Ganz Wien: Grätzl-Ladezonen jetzt in Neubau und weiteren Bezirken
Nach der erfolgreichen Einführung der neuen Art der Ladezone für Privatpersonen und Gewerbetreibende in der Josefstadt folgen nun Grätzl-Ladezonen in fünf weiteren Bezirken.
Wien, 27.7.26 – Die Grätzl-Ladezone hat sich bewährt und wird deshalb in immer mehr Wiener Bezirken errichtet. Neubau hat nun in der Schottenfeldgasse 35 und 42-44 seine ersten Standorte, die im Vergleich zu klassischen Ladezonen zwei Vorteile bieten: Einerseits dürfen Grätzl-Ladezonen auch von Privatpersonen genutzt werden, andererseits werden sie nicht von einzelnen Unternehmen beantragt, sondern gezielt von Stadtplanern dort errichtet, wo der Bedarf am größten ist.
„Wir Zusteller freuen uns, dass das Konzept der Grätzl-Ladezonen angekommen ist und sie in immer mehr Bezirken errichtet werden,“ sagt Gurdial Singh Bajwa, Obmann der Wiener Kleintransporteure. „Denn wir – und damit unsere Kunden – profitieren besonders von Grätzl-Ladezonen“.

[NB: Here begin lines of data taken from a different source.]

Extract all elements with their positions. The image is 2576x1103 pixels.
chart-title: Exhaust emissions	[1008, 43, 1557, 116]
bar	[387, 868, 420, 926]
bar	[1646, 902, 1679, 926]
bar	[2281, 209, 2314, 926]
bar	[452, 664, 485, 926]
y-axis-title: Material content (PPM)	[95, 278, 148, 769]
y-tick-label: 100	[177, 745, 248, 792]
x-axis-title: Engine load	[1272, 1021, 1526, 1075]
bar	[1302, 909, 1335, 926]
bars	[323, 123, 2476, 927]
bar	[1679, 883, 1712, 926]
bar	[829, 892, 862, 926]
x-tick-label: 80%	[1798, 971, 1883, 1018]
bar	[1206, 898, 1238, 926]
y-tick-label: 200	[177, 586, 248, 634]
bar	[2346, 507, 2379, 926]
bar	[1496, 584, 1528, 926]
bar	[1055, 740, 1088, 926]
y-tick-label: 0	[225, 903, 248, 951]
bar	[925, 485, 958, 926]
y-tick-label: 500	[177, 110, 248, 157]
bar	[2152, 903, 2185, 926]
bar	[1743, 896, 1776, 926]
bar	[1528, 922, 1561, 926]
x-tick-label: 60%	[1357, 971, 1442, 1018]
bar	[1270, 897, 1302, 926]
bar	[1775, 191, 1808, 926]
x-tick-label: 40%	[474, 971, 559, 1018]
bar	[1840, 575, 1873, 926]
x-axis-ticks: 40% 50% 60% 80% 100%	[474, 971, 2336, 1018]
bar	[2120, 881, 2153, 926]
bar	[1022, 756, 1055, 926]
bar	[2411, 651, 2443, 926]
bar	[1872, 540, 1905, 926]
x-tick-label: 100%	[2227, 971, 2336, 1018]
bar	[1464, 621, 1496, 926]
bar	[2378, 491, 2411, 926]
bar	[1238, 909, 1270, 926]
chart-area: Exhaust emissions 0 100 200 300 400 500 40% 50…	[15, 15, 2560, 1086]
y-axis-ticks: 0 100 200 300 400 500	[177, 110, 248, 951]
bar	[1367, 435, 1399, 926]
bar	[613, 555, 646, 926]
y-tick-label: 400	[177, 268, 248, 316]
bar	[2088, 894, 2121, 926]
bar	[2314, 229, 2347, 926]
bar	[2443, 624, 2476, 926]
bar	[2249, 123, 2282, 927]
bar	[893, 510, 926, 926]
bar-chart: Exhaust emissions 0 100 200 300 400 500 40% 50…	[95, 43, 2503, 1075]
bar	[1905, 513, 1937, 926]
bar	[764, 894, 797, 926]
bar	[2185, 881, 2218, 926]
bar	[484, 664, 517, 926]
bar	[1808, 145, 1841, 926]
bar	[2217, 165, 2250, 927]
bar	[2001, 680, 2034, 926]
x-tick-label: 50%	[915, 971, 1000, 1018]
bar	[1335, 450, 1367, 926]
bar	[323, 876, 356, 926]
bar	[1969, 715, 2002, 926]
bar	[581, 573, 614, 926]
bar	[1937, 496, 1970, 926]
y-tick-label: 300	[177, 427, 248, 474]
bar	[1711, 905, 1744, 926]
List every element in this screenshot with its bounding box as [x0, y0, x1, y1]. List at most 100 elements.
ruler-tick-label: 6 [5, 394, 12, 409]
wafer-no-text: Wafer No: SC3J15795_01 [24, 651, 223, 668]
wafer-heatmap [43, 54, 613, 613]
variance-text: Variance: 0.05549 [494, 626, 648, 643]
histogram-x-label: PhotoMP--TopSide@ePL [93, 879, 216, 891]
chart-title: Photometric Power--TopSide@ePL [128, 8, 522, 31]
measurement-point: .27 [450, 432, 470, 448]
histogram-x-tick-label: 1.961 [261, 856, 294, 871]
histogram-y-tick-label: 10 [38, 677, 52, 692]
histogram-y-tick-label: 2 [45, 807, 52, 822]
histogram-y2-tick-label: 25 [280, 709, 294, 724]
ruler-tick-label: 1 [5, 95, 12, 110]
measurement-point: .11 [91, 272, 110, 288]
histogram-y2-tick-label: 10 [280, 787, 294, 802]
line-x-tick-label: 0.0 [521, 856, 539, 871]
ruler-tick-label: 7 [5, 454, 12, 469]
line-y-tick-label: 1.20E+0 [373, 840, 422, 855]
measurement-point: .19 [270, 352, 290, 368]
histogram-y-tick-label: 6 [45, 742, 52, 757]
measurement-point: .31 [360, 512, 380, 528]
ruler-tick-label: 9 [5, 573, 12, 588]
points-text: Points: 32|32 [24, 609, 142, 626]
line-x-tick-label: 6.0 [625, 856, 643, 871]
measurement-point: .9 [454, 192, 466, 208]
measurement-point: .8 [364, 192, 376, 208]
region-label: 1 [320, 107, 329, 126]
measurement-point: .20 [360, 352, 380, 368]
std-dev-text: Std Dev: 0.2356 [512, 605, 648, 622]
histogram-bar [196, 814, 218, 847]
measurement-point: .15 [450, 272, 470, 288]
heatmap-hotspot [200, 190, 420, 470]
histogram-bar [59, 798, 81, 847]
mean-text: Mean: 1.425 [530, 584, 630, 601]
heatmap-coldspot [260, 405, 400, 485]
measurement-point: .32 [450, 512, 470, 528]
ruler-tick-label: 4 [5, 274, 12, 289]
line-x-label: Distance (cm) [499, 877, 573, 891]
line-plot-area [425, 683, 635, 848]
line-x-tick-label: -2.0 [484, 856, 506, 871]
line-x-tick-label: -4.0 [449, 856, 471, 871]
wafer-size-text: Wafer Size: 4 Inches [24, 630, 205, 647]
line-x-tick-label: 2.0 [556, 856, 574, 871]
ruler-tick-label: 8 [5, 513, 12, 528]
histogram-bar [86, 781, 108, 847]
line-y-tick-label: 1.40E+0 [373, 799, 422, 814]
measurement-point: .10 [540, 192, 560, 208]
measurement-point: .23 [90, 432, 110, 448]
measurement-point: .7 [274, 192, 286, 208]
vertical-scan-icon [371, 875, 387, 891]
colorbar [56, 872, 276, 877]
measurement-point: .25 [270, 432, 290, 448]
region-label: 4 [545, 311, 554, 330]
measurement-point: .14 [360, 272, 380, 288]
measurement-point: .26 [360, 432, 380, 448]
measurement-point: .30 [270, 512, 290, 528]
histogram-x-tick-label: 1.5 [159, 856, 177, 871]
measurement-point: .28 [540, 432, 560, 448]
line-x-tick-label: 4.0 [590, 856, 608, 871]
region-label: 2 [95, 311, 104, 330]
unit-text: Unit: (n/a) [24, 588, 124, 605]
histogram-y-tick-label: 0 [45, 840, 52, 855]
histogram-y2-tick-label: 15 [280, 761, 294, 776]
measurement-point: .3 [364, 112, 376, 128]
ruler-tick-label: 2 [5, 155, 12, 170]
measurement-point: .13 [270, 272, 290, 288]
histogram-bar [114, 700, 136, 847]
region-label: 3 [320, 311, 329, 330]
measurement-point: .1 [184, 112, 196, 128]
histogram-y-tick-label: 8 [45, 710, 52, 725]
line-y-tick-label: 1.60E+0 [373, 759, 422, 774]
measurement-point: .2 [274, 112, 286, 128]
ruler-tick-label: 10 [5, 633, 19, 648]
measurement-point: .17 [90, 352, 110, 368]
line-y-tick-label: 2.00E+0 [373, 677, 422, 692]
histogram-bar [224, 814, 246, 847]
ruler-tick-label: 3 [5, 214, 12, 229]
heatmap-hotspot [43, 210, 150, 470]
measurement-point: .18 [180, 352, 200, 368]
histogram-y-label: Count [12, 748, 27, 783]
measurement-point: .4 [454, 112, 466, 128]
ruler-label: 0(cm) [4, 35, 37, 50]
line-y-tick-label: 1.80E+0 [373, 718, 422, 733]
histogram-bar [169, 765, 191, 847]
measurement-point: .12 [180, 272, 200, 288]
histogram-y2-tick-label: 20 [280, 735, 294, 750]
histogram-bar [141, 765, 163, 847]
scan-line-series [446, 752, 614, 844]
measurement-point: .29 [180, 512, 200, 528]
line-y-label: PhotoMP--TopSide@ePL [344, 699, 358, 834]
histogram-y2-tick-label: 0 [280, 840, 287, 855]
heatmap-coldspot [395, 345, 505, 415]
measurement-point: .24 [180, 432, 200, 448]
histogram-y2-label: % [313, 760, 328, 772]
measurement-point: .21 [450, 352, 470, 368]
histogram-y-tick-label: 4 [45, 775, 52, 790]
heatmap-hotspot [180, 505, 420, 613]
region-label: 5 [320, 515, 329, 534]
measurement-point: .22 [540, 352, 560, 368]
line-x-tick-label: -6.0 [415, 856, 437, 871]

Bisher musste jede Ladezone einzeln von einem Betrieb beantragt werden. „Das hat gerade in Gegenden, wo es keine oder wenig Betriebe gibt, dazu geführt, dass Lieferanten keine legale Haltemöglichkeit vorgefunden haben. Sie mussten länger nach einer Ladezone suchen und dann weite Wege zu Fuß zurücklegen, was Zeit und Geld kostet. Durch die gezielte Errichtung von Grätzl-Ladezonen werden Lieferanten entlastet und der Straßenverkehr reduziert.“
LADEZONEN-RECHNER
Denn der optimale Standort einer Grätzl-Ladezone wird vom Ladezonen-Rechner, der von der Wirtschaftskammer Wien und der TU Wien entwickelt wurde, ausgearbeitet. Die Software berechnet anhand der jeweiligen Umgebung, wo und in welcher Länge eine Ladezone benötigt wird.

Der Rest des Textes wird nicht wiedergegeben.